Economic Engineering of Trust
Principal Investigators: Axel Ockenfels, Gary Bolton, Roman Inderst
Most economic engineering deals with centralized systems (e.g., auction and matching markets). The focus of the present research project, however, is the design of decentralized markets. Good designs encourage the revelation of private information necessary to efficient trading, and also promote voluntary cooperation and trust. Along with material incentives, these designs need also take into account social motivations and limited cognition. More specifically, we focus on informational deficits that create moral hazard and adverse selection problems. Thus, trust and trustworthiness are crucial for the market to function effectively. Among other things, by utilizing theory, field data and laboratory experiments, we have shown in the first funding period why advice (including reputation information) is distorted in financial and Internet markets, and how institutions can be engineered to mitigate such distortions and to promote trust.
Based on our previous findings, we plan to extend our research in Part A by not only assuming an informed advisor (seller) but also an informed advisee (buyer). For instance, we plan to utilize a household survey to explore interactions of advice and (mis)informed financial decisions. We also plan to study advisor behavior facing informed advisees, the results of which will have repercussions for policy that intends both to make consumers’ access to information easier and to allow consumers to validate recommendations. Our laboratory studies in Part A will include an investigation of the endogenous generation of information through a costly effort.

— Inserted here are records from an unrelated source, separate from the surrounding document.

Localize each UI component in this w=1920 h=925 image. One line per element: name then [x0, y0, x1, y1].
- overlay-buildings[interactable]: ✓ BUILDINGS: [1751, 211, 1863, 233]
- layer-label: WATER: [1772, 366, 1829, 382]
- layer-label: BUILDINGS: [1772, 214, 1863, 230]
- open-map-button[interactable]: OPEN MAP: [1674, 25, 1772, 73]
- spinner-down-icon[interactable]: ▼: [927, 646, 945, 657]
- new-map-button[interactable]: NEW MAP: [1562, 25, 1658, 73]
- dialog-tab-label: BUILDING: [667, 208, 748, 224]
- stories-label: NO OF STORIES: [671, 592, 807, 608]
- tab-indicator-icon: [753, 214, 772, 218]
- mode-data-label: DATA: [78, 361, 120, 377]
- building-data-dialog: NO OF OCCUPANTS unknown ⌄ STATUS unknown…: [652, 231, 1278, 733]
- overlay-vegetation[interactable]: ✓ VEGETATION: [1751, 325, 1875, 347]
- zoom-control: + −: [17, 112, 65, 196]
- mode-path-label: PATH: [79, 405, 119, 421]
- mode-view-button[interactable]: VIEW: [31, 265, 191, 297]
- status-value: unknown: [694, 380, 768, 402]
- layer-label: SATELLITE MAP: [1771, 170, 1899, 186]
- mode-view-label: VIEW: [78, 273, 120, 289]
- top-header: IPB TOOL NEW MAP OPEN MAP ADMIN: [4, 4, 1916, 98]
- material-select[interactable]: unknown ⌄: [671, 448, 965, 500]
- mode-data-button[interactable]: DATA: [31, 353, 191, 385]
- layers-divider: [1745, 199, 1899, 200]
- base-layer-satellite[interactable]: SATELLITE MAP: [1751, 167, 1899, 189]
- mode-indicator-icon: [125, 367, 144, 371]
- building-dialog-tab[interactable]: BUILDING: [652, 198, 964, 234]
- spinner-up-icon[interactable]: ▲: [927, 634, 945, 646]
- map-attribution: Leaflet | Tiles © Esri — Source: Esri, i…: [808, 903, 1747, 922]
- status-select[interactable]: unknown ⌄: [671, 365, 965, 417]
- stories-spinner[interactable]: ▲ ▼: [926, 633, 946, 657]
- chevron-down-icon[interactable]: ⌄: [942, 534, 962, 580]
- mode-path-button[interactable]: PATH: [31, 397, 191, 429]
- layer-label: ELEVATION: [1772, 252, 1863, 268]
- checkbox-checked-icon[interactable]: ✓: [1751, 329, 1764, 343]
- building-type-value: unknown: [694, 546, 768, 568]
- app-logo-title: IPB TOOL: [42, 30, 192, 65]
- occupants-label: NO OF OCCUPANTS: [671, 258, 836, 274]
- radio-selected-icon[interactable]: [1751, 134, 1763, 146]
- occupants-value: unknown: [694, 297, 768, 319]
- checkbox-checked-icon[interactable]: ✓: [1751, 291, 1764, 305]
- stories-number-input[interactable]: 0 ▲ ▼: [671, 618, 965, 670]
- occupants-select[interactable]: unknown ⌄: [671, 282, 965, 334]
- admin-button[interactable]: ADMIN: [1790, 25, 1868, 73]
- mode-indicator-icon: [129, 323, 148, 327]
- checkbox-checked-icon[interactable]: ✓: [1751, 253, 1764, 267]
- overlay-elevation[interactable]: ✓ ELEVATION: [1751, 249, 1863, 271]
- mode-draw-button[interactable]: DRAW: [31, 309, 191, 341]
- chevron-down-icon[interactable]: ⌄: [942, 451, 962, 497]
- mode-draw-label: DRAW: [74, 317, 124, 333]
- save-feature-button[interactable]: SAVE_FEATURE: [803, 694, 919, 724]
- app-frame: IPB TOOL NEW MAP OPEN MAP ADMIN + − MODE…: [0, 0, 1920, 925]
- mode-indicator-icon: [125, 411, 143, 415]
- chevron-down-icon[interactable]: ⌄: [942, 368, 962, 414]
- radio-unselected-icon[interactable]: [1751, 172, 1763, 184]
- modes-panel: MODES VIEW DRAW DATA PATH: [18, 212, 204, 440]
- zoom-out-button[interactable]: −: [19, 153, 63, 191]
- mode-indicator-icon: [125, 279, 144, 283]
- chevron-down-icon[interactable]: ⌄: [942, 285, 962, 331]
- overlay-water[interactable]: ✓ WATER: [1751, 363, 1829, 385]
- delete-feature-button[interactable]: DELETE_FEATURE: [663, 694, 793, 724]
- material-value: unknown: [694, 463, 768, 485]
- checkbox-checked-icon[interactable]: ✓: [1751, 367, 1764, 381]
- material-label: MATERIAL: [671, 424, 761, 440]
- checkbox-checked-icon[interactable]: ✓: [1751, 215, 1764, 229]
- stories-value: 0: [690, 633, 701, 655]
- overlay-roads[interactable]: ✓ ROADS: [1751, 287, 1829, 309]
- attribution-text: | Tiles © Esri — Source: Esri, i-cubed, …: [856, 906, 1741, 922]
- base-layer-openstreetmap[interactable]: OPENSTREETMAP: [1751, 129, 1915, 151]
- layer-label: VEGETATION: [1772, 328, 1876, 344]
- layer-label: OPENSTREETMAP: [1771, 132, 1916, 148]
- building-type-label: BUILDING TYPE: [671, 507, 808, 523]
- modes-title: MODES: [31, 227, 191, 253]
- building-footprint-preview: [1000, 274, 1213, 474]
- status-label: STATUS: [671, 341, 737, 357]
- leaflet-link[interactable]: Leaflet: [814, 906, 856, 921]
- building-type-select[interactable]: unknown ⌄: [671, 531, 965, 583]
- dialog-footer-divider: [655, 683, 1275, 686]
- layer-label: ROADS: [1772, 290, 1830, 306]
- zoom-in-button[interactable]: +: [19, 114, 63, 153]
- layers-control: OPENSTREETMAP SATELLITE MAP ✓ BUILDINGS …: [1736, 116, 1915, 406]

Similarly, in Part B, while one focus will continue to be the design of reputation systems in large markets to reveal useful information (utilizing a data set from eBay), we will complementarily investigate conflict resolution systems and negotiation procedures to promote trust and cooperation. Given that our research revealed significant difficulties with feedback systems, it is perhaps not surprising that such complementary measures are increasingly used in practice − although their performance and interaction with boundedly rational trading is, so far, poorly understood. In particular, negotiations take place on almost all steps of interaction in market transactions, and are thus decisive when it comes to engineering trust. However, economic standard theory does not deliver a satisfactory picture of negotiations in real-world contexts, in particular, when plagued by context-specific asymmetries and multiple focal points. We aim to help filling these gaps in the literature.